Elle retient le manquement de l’expert-comptable à son devoir d’alerte par le biais d’un "courrier d’accompagnement intitulé secrétariat juridique annuel, lequel ne démontre pas quelle était l’étendue de sa mission, mais vient établir que [l’expert-comptable] intervenait dans la vie sociale pour l’établissement des documents sociaux et donc qu’[il] était tenu de rappeler au gérant les règles légales et statutaires s’il venait à s’en écarter."

Selon elle, les notes d’honoraires versées aux débats montrent également que la société d’expertise comptable "était en charge d’une mission comptable, fiscale et sociale, qu’elle établissait les procès-verbaux d’assemblée générale, les documents comptables et se chargeait des formalités de dépôt au greffe".

Perte de chance & préjudice moral

Par suite, la cour d’appel évalue la chance d'éviter la condamnation à 25 % (contre 30 % comme proposé par l’expert-comptable) au lieu de 90 %, justifiant qu’il appartenait en premier chef au gérant de s’assurer du respect de la loi sociale. Elle prononce une condamnation réduite à 83 206 € pour la réparation du préjudice matériel.

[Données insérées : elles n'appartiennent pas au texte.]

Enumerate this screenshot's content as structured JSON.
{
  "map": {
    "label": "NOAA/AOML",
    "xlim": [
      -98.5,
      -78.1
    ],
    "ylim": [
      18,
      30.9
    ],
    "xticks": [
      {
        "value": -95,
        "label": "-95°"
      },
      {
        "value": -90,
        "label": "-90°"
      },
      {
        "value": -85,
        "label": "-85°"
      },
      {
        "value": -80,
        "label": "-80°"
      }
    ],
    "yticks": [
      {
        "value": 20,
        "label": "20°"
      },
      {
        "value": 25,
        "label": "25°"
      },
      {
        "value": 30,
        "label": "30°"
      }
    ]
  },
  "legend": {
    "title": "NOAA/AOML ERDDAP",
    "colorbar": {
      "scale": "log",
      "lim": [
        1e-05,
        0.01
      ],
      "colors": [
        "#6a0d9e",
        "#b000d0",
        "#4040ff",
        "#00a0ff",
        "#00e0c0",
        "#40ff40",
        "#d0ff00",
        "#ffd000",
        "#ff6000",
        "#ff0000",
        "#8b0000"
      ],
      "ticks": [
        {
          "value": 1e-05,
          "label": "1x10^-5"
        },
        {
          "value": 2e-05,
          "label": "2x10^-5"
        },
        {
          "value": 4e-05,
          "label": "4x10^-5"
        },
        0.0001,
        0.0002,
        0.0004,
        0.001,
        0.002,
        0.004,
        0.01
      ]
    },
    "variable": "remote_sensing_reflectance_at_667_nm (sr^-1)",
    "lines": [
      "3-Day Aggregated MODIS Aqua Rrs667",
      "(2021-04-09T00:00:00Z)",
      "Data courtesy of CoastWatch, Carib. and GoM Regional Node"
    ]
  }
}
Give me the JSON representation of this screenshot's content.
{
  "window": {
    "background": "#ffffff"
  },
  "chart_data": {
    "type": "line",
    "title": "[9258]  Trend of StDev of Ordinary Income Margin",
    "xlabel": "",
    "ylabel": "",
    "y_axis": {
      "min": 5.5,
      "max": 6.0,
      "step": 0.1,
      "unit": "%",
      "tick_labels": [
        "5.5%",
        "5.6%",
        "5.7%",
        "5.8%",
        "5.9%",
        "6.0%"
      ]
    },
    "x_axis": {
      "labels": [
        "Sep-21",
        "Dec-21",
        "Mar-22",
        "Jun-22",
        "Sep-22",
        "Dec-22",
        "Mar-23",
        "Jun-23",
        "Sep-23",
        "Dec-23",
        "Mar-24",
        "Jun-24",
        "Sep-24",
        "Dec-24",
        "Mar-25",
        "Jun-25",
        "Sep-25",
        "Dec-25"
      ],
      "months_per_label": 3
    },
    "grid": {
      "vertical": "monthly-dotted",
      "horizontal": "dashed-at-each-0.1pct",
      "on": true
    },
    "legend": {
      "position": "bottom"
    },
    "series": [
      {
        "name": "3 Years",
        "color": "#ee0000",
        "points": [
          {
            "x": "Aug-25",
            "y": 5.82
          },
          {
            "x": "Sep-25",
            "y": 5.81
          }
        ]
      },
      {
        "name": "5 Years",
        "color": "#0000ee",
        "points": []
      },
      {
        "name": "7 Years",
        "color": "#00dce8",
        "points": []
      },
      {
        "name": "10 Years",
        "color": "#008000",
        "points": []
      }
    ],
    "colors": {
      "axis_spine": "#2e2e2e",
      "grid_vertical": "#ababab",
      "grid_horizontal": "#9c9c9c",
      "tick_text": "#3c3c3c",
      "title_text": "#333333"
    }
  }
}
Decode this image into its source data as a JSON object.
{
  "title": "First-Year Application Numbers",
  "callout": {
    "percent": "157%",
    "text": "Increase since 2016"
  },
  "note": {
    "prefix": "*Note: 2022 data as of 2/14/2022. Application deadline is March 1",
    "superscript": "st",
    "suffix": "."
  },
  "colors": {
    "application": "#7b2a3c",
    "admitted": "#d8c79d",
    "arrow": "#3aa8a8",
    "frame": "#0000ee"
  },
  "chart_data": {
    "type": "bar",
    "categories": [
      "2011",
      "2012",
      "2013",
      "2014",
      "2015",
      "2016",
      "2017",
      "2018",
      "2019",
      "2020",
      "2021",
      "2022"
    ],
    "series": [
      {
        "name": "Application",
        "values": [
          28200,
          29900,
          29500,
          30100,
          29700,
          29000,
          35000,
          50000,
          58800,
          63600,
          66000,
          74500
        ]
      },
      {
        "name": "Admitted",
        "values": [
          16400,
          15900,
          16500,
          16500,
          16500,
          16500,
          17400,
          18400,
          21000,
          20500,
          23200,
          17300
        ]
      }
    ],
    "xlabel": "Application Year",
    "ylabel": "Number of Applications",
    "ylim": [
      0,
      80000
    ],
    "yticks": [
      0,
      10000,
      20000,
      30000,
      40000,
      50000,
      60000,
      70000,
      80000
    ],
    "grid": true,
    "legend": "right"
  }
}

Elle rejette également la réparation d’un préjudice moral et le remboursement des frais de justice aux motifs :

  • que le dommage moral "n'est pas indemnisable dès lors que [le dirigeant] est de par la loi le seul responsable du respect des obligations sociales" ;
  • que "les frais que [le dirigeant] a été contraint d'engager pour répondre de fautes qui lui incombent principalement de par la loi, ne constituent pas un préjudice".

Le gérant se pourvoit en cassation.

Principe de réparation intégrale

La Cour de cassation censure la décision de la cour d’appel en ce qu’elle limite la condamnation à paiement prononcée contre l’expert-comptable et rejette la réparation du préjudice moral et le remboursement des frais de justice. La haute juridiction estime que la cour d’appel :

  • a méconnu les termes du litige en retenant une perte de chance évaluée à 25 %, ces derniers étant fixés par les prétentions respectives des parties (perte de chance évaluée à 90 % par le gérant contre 30 % par l’expert-comptable) ;
  • a confondu évaluation du préjudice et partage de responsabilité : le fait que le gérant sache ou pas qu’il devait faire approuver sa rémunération par ses associés n’a d’incidence que sur l’évaluation de la perte de chance (cela n’exonère pas, même partiellement, la responsabilité de l’expert-comptable qui a manqué à son devoir d’alerte) ;
  • a méconnu le principe de la réparation intégrale : le dommage moral et les frais de justice engagés par le gérant sont des préjudices indemnisables car le manquement de l'expert-comptable, reconnu par la cour d’appel, a un rôle causal dans la procédure judiciaire.

Ainsi, le principe de réparation intégrale de la perte de chance s’applique même si le défaut d’alerte n’est pas la cause exclusive du défaut de gestion. À proportion de la chance perdue, la réparation du préjudice constitué d'une perte de chance conséquente à un défaut de conseil de l’expert-comptable doit être intégrale même si le dirigeant répond de fautes qui lui incombent principalement de par la loi.